Side note: the -E option (capital E) is an option present on Mac OS X rsync version, that forces rsync to copy all the extended Mac file system attributes, including resource forks. It only exists in Mac OS X 10.4 (Tiger) or newer versions. If you are still using 10.3 (Panther) or older, use rsyncx. Do not use rsyncx with Tiger.

Until about a week ago, my backup machine (an old PowerMac G4) had an external SCSI Raid with 640 GB, and an internal RAID 0 (2 * 80 GB drives), besides the boot disk. All the Retrospect backups were being placed on the external RAID, and the server backups were going to the internal RAID 0. Now, I know it’s living on the edge to backup to a RAID 0. But there was really no more space, and it was a temporary situation, because the new drives for the external RAID were already ordered.

When the new drives arrived, I stored all the backups where I could for some days (640 GB was huge when we purchased the RAID, but today is relatively managable), switched the drives and created a new fresh RAID 5. Formatted it in the HFS+ file system, and copied back all the backups, including the server backups and finally trashed the internal RAID 0.

Some path adjustements on my server backup scripts, and we are back in business. But the RAID free space was getting dramatically shorter every day. I used the ‘ls -i’ command to compare the inodes of files that were supposed to be unchanged from the backup of a day to the other in the next day, and as I suspected, rsync was duplicating all the files, instead of hard-linking them.

After Googling a lot, I could not find answers for this. I tried to see if ‘cp -la’ would successfully create hard links, but to my surprise, I found out that the Mac OS X built-in ‘cp’ command would not support the “l” option. Nice. Before installing the GNU ‘cp’ version (and because I’m lazy and I didn’t want to do that) I started thinking about everything I had done since the new drives arrived. The OS was the same, the rsync command was the same, it worked before, so it had to work now. The only reason why it could be not working was because rsync, somehow, thought that all the files were changing, even when they did not.

Suddenly, the solution poped up in my head.
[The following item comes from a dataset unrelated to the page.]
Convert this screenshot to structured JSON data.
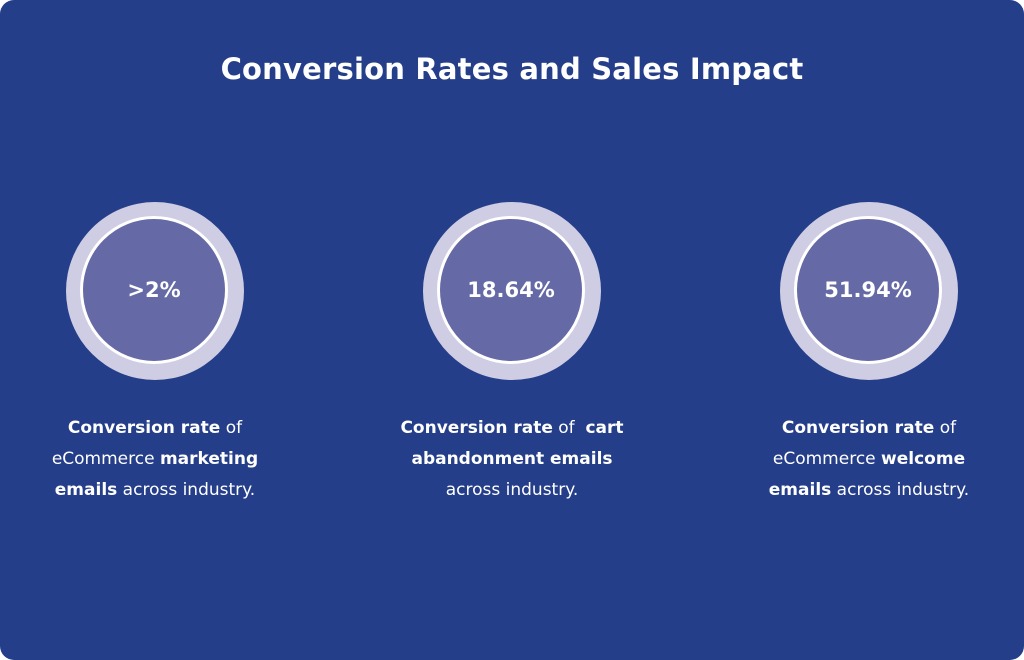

Mac OS X has an option, associated to every HFS+ volume, called “Ignore ownership on this volume”. This is turned off by default on the boot drive, but it’s turned on by default on all the external drives you format. There’s a good reason for this: Mac OS X is a consumer product. And average users want to buy an external drive, store data on it, bring it to another Mac, and read their data. They don’t care if their UID is the same on both machines or not.

But this causes serious problems to rsync. Althought the file system will store the owner of the files, it probably won’t report it to the applications who try to read it (or will mask them to the user who’s trying to access them). Somewhere this information is filtered, between the file system and application layers. So, rsync was not getting the real UID of the files. As the files that came from the server had real UIDs, both UIDs wouldn’t match, and rsync would create a new copy because, from it’s point of view, the file had been changed.

The solution was simple – just going to the machine console, and “Get Info” of the external volume. I turned off the “Ignore ownership on this volume” setting, and rsync started operating normally again.